In 2022, President Joseph Biden grants Abraham Balden a full and unconditional pardon. Balden is 87 years old. In early 2025, at the age of 90, Abraham Balden sits before a congressional committee and describes in the careful and patient language of a man who has been telling the same true story for 60 years. what he saw in the White House in 1961, what he investigated in Chicago in October of 1963, what was done to him in May of 1964. Congresswoman Anna Paulina Luna apologizes on behalf of the United States government and the United States Secret Service. The apology is real. The damage is permanent. Abraham Balden tried to save John Kennedy. He documented the security failures that made the president vulnerable. He investigated an assassination attempt that was nearly successful 3 weeks before Dallas. He picked up a telephone and tried to make sure the people

investigating the murder of the 35th president had all the information they needed to understand what happened. And the system that was supposed to protect the president, the same system that had been drinking on duty and cutting corners and calling bolden slurs in the White House corridors, turned around and destroyed him. Not because he was wrong, because he was right. And being right was the most dangerous thing he could have been. If the Chicago information had reached Dallas, the pattern would have been visible. If Balden had been allowed to testify before the Warren Commission, the investigation would have been forced to grapple with evidence of prior attempts of operational similarities of a methodology that appeared twice in 30 days in two American cities.
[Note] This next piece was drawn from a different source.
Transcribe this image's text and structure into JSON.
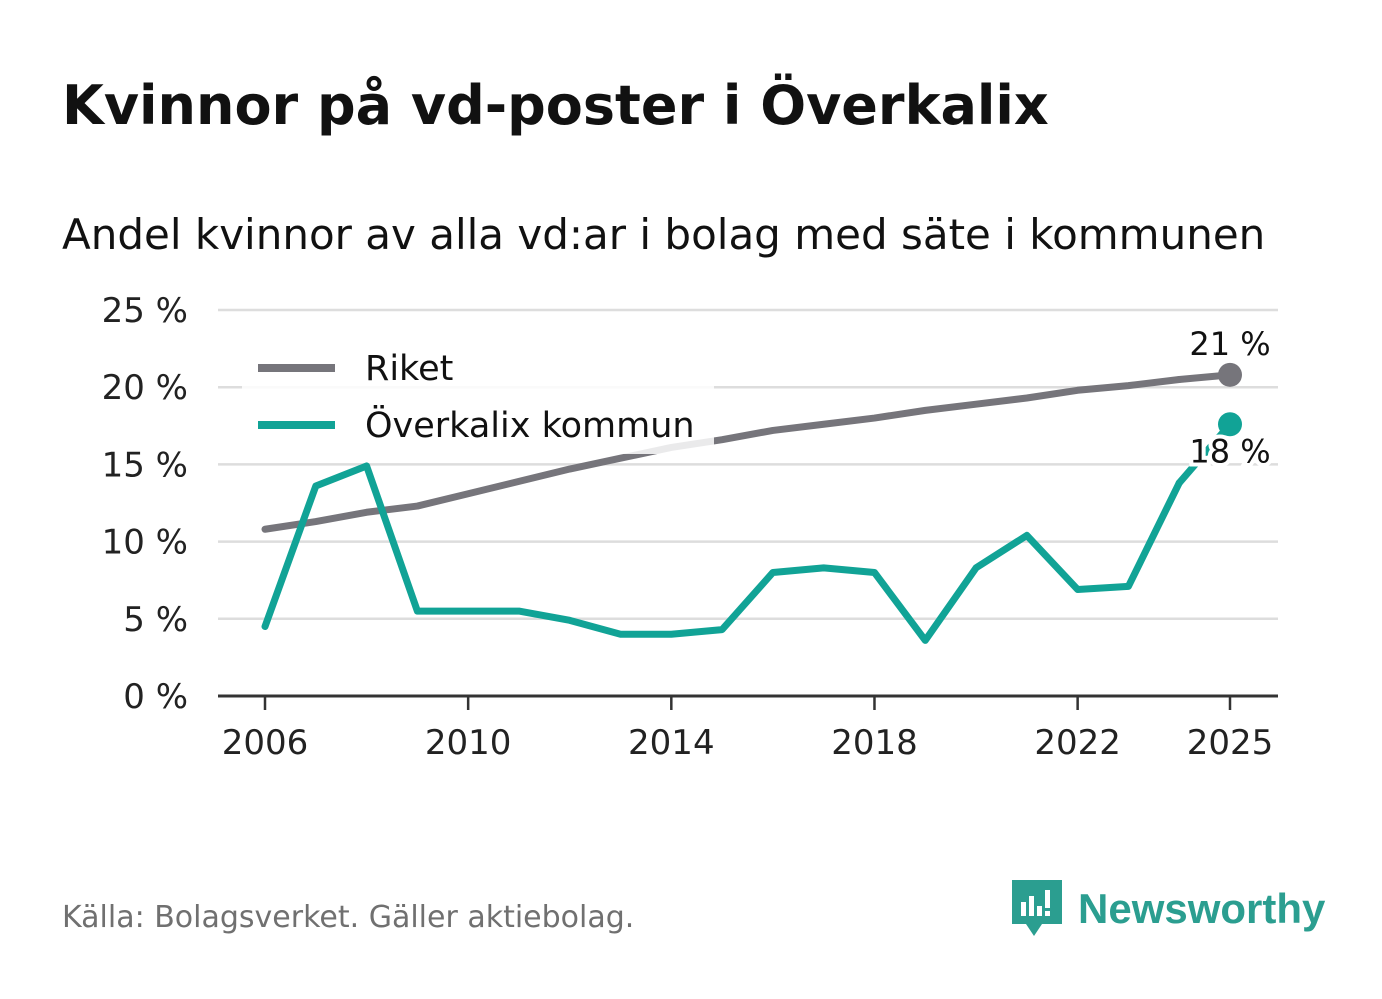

If the counterfeiting charge had fallen apart in 1964, the way it eventually fell apart in the years that followed, history would have been required to accommodate a witness it could not dismiss. Instead, Dallas remains

singular. Oswald remains alone. The Warren Report remains the official record. And Abraham Balden remains, even now a name that most Americans have never heard. He is 90 years old. He has been telling the truth for six decades. The truth has not changed. It has only waited the way buried things wait for someone to finally dig.